I am an American citizen who has lived in Mexico for 20 years. An accountant told me that if I spend only 30 days out of the US a year, I don’t have to pay federal income tax. Is this true? If it is, then do I have to file a tax return every year?
Tabitha Paddock of Greenback Tax Services answered this question.
You are required to file a US tax return if you earned above the minimum amount required to file (which varies depending on your filing status). Generally speaking, if you are self-employed and earned $400 you must file, if you are single and earn above $10,000 you need to file, and if you are married and filing together this increases to $20,000. As a US citizen you are required to report your income to the US every year, even if you are living abroad and paying taxes to your host country.

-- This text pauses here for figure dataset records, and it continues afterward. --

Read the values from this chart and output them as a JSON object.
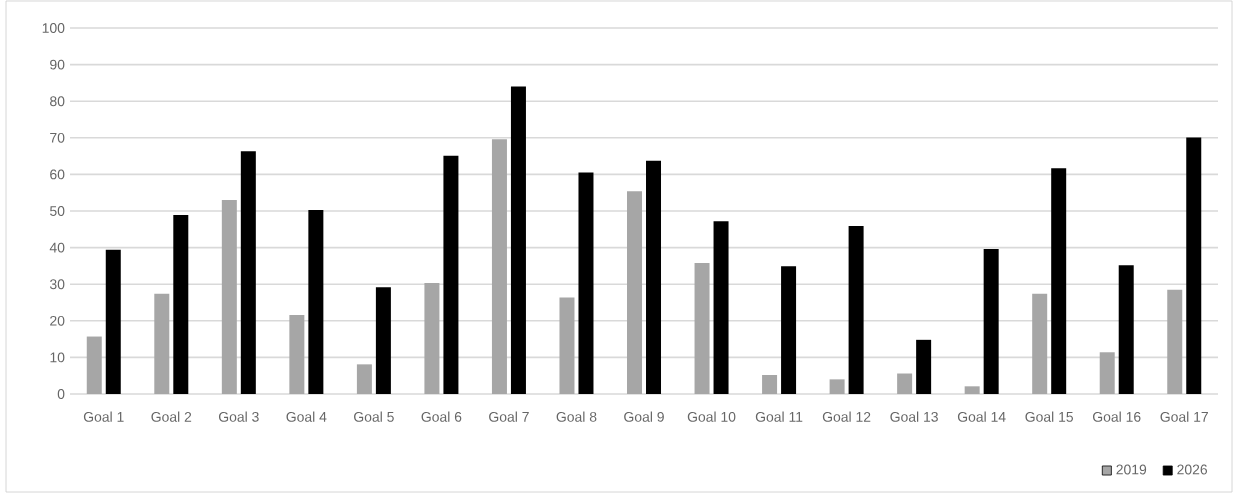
{
  "chart_data": {
    "type": "bar",
    "categories": [
      "Goal 1",
      "Goal 2",
      "Goal 3",
      "Goal 4",
      "Goal 5",
      "Goal 6",
      "Goal 7",
      "Goal 8",
      "Goal 9",
      "Goal 10",
      "Goal 11",
      "Goal 12",
      "Goal 13",
      "Goal 14",
      "Goal 15",
      "Goal 16",
      "Goal 17"
    ],
    "series": [
      {
        "name": "2019",
        "color": "#a6a6a6",
        "values": [
          15.7,
          27.4,
          53.0,
          21.6,
          8.1,
          30.3,
          69.6,
          26.4,
          55.4,
          35.8,
          5.2,
          4.0,
          5.6,
          2.1,
          27.4,
          11.4,
          28.5
        ]
      },
      {
        "name": "2026",
        "color": "#000000",
        "values": [
          39.4,
          48.9,
          66.3,
          50.3,
          29.2,
          65.1,
          84.0,
          60.5,
          63.7,
          47.2,
          34.9,
          45.9,
          14.8,
          39.6,
          61.7,
          35.2,
          70.1
        ]
      }
    ],
    "ylim": [
      0,
      100
    ],
    "yticks": [
      0,
      10,
      20,
      30,
      40,
      50,
      60,
      70,
      80,
      90,
      100
    ],
    "grid": "y",
    "legend": "bottom right"
  }
}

However, there is an upside. The US has certain exclusions, deductions and credits in place to limit dual taxation. The biggest credit is the Foreign Earned Income Exclusion, which allows you to exclude over $100,000 of your earned income from your US taxes (so long as you are outside the USA for 330 days in a 365-day period). If you fall under this limit, you probably will not owe the US any tax – however, even if you won’t owe anything you still need to file.
You may also have been required to report your foreign bank accounts. If you had $10,000 or more in foreign bank accounts at any point during the year, a report of foreign bank accounts (FBAR) was required. If you are above these thresholds, you may need professional help with tax filing.